Рядом с компасом лежало письмо из Европы для него, которое он еще не открывал. (Каким дымом потянет оттуда, из каких земель?) Сколько всего он уже и так пропустил, только за один сегодняшний день? Нельзя сказать, чтобы он исполнился чувства неискупимой вины, это было скорее дразнящее чувство тревоги, ну а поскольку он только смутно угадывал его, то ему и не в чем было раскаиваться, равно как он и не мог ничего поправить.

— Никогда больше, — сказал он, ибо настало время сонных ночных решений, — начиная с сегодняшнего дня я никогда больше не…
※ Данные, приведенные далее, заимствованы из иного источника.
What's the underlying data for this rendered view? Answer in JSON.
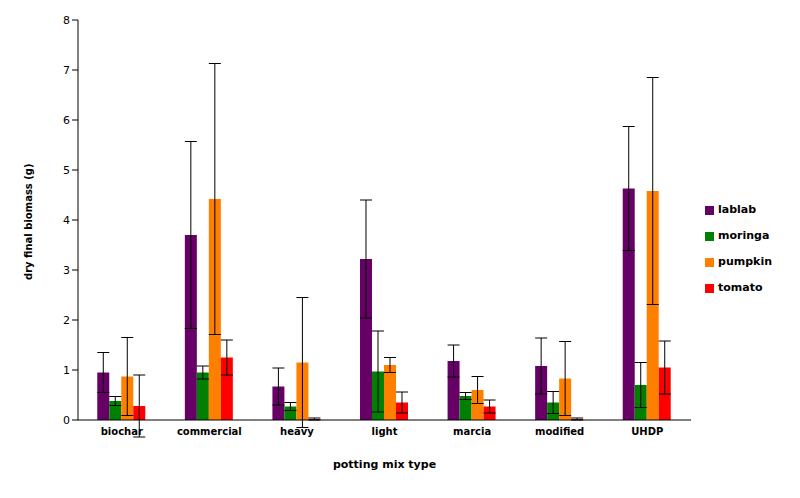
{
  "chart_data": {
    "type": "bar",
    "x_label": "potting mix type",
    "y_label": "dry final biomass (g)",
    "categories": [
      "biochar",
      "commercial",
      "heavy",
      "light",
      "marcia",
      "modified",
      "UHDP"
    ],
    "series": [
      {
        "name": "lablab",
        "color": "#660066",
        "values": [
          0.95,
          3.7,
          0.67,
          3.22,
          1.18,
          1.08,
          4.63
        ],
        "errors": [
          0.4,
          1.87,
          0.37,
          1.18,
          0.32,
          0.56,
          1.24
        ]
      },
      {
        "name": "moringa",
        "color": "#008000",
        "values": [
          0.38,
          0.95,
          0.27,
          0.97,
          0.48,
          0.35,
          0.7
        ],
        "errors": [
          0.09,
          0.13,
          0.08,
          0.81,
          0.07,
          0.22,
          0.45
        ]
      },
      {
        "name": "pumpkin",
        "color": "#ff8000",
        "values": [
          0.87,
          4.42,
          1.15,
          1.1,
          0.6,
          0.83,
          4.58
        ],
        "errors": [
          0.78,
          2.71,
          1.3,
          0.15,
          0.27,
          0.74,
          2.27
        ]
      },
      {
        "name": "tomato",
        "color": "#ff0000",
        "values": [
          0.28,
          1.25,
          0.02,
          0.35,
          0.27,
          0.02,
          1.05
        ],
        "errors": [
          0.62,
          0.35,
          0.02,
          0.21,
          0.13,
          0.02,
          0.53
        ]
      }
    ],
    "ylim": [
      0,
      8
    ],
    "yticks": [
      0,
      1,
      2,
      3,
      4,
      5,
      6,
      7,
      8
    ],
    "grid": false,
    "legend": "right"
  }
}
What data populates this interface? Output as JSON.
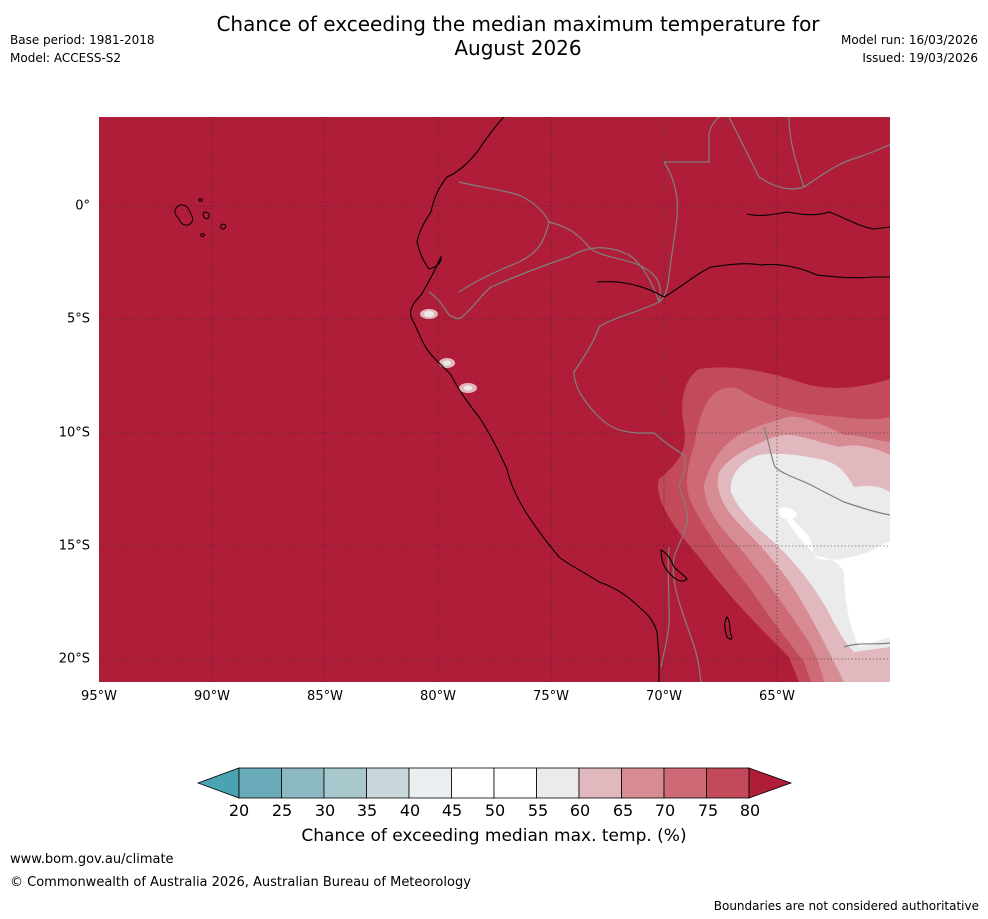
{
  "title": {
    "line1": "Chance of exceeding the median maximum temperature for",
    "line2": "August 2026"
  },
  "meta": {
    "base_period": "Base period: 1981-2018",
    "model": "Model: ACCESS-S2",
    "model_run": "Model run: 16/03/2026",
    "issued": "Issued: 19/03/2026"
  },
  "map": {
    "lat_labels": [
      "0°",
      "5°S",
      "10°S",
      "15°S",
      "20°S"
    ],
    "lon_labels": [
      "95°W",
      "90°W",
      "85°W",
      "80°W",
      "75°W",
      "70°W",
      "65°W"
    ],
    "colors": {
      "c80plus": "#b01d39",
      "c75": "#c24a5a",
      "c70": "#cd6a76",
      "c65": "#d78c94",
      "c60": "#e1b8be",
      "c55": "#ebebec",
      "c50": "#ffffff",
      "coast": "#000000",
      "border": "#808080",
      "grid": "#333333"
    }
  },
  "colorbar": {
    "ticks": [
      "20",
      "25",
      "30",
      "35",
      "40",
      "45",
      "50",
      "55",
      "60",
      "65",
      "70",
      "75",
      "80"
    ],
    "colors": [
      "#69abb8",
      "#8db9c4",
      "#a9c8ce",
      "#c9d7dc",
      "#e9eff1",
      "#ffffff",
      "#ffffff",
      "#ebebec",
      "#e1b8be",
      "#d78c94",
      "#cd6a76",
      "#c24a5a"
    ],
    "low_color": "#4aa3b2",
    "high_color": "#b01d39",
    "label": "Chance of exceeding median max. temp. (%)"
  },
  "footer": {
    "url": "www.bom.gov.au/climate",
    "copyright": "© Commonwealth of Australia 2026, Australian Bureau of Meteorology",
    "disclaimer": "Boundaries are not considered authoritative"
  }
}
Что? Нестерпимая жара, почти что вонь, навалилась на помещение и на человека, который из последних сил упрямо продолжал бодрствовать: осознание необратимой необходимости лишений и бесконечной невозможности действовать. У него не было права на технические предметы, у него не было права смотреть на реку, и ко всему прочему обманным путем его лишили права когда бы то ни было кого-либо обнимать. Лауффер и впрямь запел во сне. «Сплошное недоразумение этот, другой, нелепое Я, вечно смеющийся третий». Что-то здесь не так с ними со всеми, с самого начала, все они обманщики, все без исключения. Ночь превратилась в тело, которое прильнуло снаружи к оконному стеклу; и Зоргер действительно показался сам себе чрезвычайно опасным: потому что он хотел все потерять и потеряться сам.
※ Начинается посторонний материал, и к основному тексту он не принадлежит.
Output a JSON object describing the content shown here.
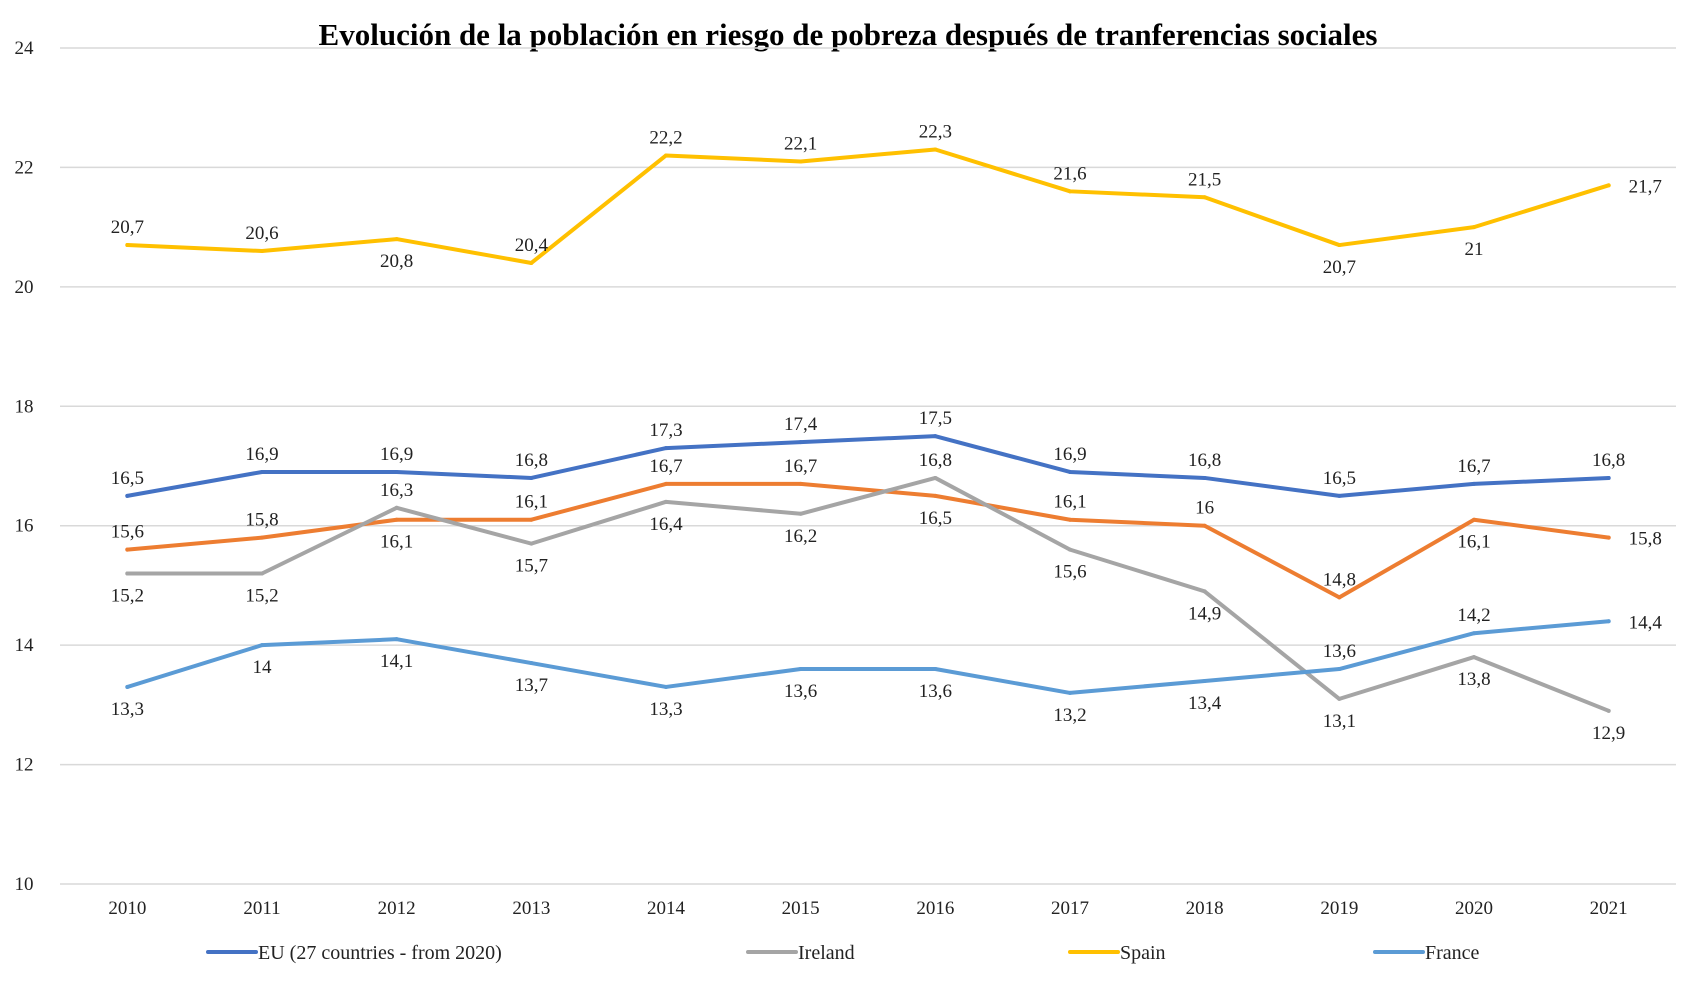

Правда, у него и прежде бывали такие состояния, когда хотелось исчезнуть в никуда, и если они не улетучивались во сне, то исчезали на свежем воздухе следующего дня; тут и кошка вылезла из-под коврика и стала, в знак преданности, путаться у него, собиравшегося как раз идти спать, под ногами.

— Как видишь, я иду теперь спать, — сказал он, обращаясь к ней, и добавил: — Радуйся, душа моя, что у тебя есть свой угол и крыша над головой.

Снаружи бушевал ветер, а дом летел сквозь ночь, и Зоргер радовался утреннему свету. «Мне хотелось бы пожить какое-то время с животными. Они не потеют и не скулят о том, какая тяжелая у них жизнь…»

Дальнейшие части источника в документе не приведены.